Putting these jobs overseas is, in economic terms, no different than importing labor-intensive textiles and other goods. In the 1980's and 90's, labor unions warned that imported cheap goods from the Far East would depress our wages and labor standards. But, as virtually any economist who has studied the empirical evidence of the last two decades knows, the overwhelming cause of wage stagnation in manufacturing has been automation within America, not pressure from cheaper imports. The same dynamic applies today -- with the technological change affecting service jobs rather than manufacturing.

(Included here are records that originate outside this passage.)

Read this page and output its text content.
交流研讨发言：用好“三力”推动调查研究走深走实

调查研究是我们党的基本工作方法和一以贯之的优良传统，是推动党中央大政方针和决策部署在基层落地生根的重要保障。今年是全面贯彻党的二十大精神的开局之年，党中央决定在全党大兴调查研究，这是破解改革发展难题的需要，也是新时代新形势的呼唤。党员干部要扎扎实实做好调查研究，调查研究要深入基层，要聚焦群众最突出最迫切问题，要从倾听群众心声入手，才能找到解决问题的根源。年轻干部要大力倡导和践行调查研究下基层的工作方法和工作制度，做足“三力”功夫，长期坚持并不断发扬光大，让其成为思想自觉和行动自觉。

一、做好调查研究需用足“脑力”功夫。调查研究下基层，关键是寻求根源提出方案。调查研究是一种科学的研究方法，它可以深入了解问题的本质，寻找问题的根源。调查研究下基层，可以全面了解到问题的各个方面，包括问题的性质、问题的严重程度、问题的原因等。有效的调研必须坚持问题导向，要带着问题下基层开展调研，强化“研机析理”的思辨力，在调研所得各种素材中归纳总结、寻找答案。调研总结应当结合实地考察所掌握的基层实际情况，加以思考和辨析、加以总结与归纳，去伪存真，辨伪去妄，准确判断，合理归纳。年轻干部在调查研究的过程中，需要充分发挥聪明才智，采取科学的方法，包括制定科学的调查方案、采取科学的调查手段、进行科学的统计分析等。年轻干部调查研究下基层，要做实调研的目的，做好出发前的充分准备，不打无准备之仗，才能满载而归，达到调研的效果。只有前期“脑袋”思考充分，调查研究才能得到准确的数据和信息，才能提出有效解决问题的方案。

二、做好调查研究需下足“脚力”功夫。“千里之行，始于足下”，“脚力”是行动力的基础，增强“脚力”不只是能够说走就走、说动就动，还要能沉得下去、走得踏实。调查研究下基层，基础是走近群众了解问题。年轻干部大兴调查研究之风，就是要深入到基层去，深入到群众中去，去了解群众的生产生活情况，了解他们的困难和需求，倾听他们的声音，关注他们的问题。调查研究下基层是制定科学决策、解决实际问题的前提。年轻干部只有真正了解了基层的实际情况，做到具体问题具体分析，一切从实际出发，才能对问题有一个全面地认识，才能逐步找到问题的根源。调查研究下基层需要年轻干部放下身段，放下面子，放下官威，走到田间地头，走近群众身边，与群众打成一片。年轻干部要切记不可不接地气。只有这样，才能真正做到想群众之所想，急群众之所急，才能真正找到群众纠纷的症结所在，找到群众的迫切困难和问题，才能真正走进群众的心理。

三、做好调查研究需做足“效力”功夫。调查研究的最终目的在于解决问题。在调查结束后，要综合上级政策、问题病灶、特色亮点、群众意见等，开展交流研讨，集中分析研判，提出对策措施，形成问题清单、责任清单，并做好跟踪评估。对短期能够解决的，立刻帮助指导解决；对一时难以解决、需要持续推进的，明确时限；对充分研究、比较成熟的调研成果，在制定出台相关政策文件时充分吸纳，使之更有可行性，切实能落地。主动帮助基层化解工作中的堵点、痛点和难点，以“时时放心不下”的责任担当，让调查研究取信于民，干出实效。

The second, newer type of outsourcing involves American companies that do highly skilled research and development work abroad. Craig Barrett, chief executive of Intel, has said that American workers face the prospect of 300 million well-educated people in India, China and Russia who can "do effectively any job that can be done in the United States." But such concerns seem exaggerated. There is little evidence of a major push by American companies to set up research operations in the developing world. I have taught hundreds of fine foreign students in the last few years, but only a small fraction are at the level of proficiency that Intel looks for in its research programs. And a cursory look at American immigration shows that the best students in high-tech fields come from just a handful of world-class institutions in those countries.
Unfortunately, the issue is further confused by claims that American jobs are being "transferred" abroad. This is usually not the case. When I came to my university 25 years ago, I got a secretary. Today, the new hires get a computer instead. In India, where a secretary costs a small fraction of what one would in New York City but a computer costs more, any Indian professor who asked for a new laptop would probably get a secretary instead. It is simply a matter of economic reality in both places. The hiring of the secretary in India should not be seen as "transferring" a job out of New York.
The fact is, when jobs disappear in America it is usually because technical change has destroyed them, not because they have gone anywhere. In the end, Americans' increasing dependence on an ever-widening array of technology will create a flood of high-paying jobs requiring hands-on technicians, not disembodied voices from the other side of the world.
Jagdish Bhagwati, a senior fellow at the Council on Foreign Relations and professor at Columbia University, is author of "In Defense of Globalization."